Question

Is the integral ſ A. dr path independent if A = (2x - y)i + (x + y)j?

Answer 1

The integral is path-independent if we can find a scalar function f such that grad(f ) = A. This requires

$\dfrac{\partial f}{\partial x}=2x-y$

$\dfrac{\partial f}{\partial y}=x+y$

Take the first PDE and integrate both sides with respect to x to get

$f(x,y)=x^2-xy+g(y)$

where g is assumed to be a function of y alone. Differentiating this with respect to x gives

$\dfrac{\partial f}{\partial y}=-x+\dfrac{\mathrm dg}{\mathrm dy}=x+y\implies\dfrac{\mathrm dg}{\mathrm dy}=2x+y$

which would mean g is *not* a function of only y, but also x, contradicting our assumption. So the integral is path-dependent.

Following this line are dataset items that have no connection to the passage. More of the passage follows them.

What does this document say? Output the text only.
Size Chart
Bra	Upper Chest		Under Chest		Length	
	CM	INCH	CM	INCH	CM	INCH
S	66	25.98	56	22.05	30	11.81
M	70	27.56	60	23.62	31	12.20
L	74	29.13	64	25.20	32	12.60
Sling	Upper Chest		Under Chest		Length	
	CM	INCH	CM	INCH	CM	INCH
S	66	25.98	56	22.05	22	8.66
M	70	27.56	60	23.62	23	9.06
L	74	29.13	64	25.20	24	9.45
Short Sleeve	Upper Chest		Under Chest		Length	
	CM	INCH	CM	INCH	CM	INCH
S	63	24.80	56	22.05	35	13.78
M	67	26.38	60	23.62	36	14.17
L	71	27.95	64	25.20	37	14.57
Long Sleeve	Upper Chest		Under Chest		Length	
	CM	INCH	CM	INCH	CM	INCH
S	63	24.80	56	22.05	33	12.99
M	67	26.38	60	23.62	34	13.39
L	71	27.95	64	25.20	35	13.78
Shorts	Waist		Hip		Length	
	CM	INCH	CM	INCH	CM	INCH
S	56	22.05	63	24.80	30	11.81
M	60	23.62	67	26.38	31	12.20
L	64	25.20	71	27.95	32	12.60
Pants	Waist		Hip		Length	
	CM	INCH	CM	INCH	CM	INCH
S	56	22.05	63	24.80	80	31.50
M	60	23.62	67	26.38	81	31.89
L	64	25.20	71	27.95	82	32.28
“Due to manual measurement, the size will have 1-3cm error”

Parameterize the unit circle (call it C) by the vector function,

$\mathbf r(t)=\cos t\,\mathbf i+\sin t\,\mathbf j$

with t between 0 and 2π.

Note that this parameterization takes C to have counter-clockwise orientation; if we compute the line integral of A over C, we can multiply the result by -1 to get the value of the integral in the opposite, clockwise direction.

Then

$\mathrm d\mathbf r=-\sin t\,\mathbf i+\cos t\,\mathbf j$

and the (counter-clockwise) integral over C is

$\displaystyle\int_C\mathbf A\cdot\mathrm d\mathbf r$

$\displaystyle=\int_0^{2\pi}((2\cos t-\sin t)\,\mathbf i+(\cos t+\sin t)\,\mathbf j)\cdot(-\sin t\,\mathbf i+\cos t\,\mathbf j)\,\mathrm dt$

$\displaystyle=\int_0^{2\pi}1-\sin t\cos t\,\mathrm dt=2\pi$

and so the integral in the direction we want is -2π.

By the way, that the integral doesn't have a value of 0 is more evidence of the fact that the integral is path-dependent.